Life in 2017 is actually worse than 2016, new poll finds

Americans believe that there is a new 'worst year ever' 

Mythili Sampathkumar
New York
Friday 10 November 2017 23:03
Toshiba Vision Screens during the New Year's Eve Countdown at Times Square on 1 January 2017 in New York City.
Toshiba Vision Screens during the New Year's Eve Countdown at Times Square on 1 January 2017 in New York City.

It became vogue in 2016 to say it was the “worst year ever” given the unusually large number of high-profile celebrity deaths and the election of US President Donald Trump after a contentious campaign, but it turns out 2017 is actually worse.

A new Gallup poll showed that “well-being” in America has fallen by a “statistically significant and meaningfully large” amount this year.

Gallup concluded, “one reason that satisfaction may be lower is that Americans regard the government as the most important problem facing the country — and displeasure with Trump is one of the major reasons why.”

This is particularly true if you’re a woman, Democrat, minority, or low-income American according to the poll.

Gallup conducted over 135,000 interviews in all 50 states from 2 January to 30 September to get the results.

“Well-being” is defined by the survey firm in five areas: financial health, physical health, satisfaction with where you live, if people enjoyed their work, and the nature of social relationships with family and friends.

Out of a rating of 100 - the ultimate “well-being” - Americans’ rating for 2017 was 61.5.

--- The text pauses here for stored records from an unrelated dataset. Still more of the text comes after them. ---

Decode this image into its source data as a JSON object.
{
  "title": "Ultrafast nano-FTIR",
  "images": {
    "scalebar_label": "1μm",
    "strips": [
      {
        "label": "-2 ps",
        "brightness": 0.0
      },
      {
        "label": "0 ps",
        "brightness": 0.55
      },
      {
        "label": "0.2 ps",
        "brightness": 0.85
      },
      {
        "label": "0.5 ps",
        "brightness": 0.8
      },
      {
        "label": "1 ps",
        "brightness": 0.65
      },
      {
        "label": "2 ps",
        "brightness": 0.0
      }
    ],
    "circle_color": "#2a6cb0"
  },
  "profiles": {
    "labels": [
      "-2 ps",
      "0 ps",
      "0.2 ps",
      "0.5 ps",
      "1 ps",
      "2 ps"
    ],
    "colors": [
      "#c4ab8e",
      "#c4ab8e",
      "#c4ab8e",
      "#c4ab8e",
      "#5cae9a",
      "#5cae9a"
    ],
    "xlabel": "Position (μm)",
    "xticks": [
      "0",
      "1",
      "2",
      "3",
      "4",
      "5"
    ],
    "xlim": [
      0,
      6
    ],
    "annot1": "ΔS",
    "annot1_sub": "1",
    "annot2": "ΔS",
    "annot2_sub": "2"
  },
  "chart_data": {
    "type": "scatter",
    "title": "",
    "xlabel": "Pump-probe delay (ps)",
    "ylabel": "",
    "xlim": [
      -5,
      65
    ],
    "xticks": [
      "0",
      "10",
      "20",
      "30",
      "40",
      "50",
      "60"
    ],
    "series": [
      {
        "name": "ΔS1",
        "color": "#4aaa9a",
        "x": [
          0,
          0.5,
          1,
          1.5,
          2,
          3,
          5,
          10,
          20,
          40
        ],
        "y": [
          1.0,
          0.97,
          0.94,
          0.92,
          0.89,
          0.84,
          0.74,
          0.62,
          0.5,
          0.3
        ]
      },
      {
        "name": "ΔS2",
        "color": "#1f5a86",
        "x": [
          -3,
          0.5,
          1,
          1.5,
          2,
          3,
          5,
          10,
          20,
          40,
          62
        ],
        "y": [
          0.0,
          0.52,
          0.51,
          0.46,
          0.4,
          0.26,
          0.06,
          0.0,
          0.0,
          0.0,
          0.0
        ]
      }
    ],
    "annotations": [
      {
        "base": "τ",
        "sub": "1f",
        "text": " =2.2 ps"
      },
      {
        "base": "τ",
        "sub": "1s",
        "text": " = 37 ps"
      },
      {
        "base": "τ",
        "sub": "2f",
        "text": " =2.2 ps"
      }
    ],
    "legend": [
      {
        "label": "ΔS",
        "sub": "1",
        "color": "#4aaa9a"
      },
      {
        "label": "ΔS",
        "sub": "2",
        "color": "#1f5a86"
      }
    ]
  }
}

In 2016 the rating was 62.1, which Gallup said is the “biggest year-over-year drop since 2008”.

In 2014 the rating was a comparable 61.6.

In terms of political affiliation, the poll showed that not much has changed for Republicans in the 2014-2017 period.

The biggest drop in that same time period appears to be for those making less than $24,000 per year.

Although the number has not changed much— overall well-being is still just a little bit more than 60 percent of what its theoretical maximum would be under Gallup's methodology - the fact that the number of people contacted is so large, any move is seen as showing an effect on the moral of America at large.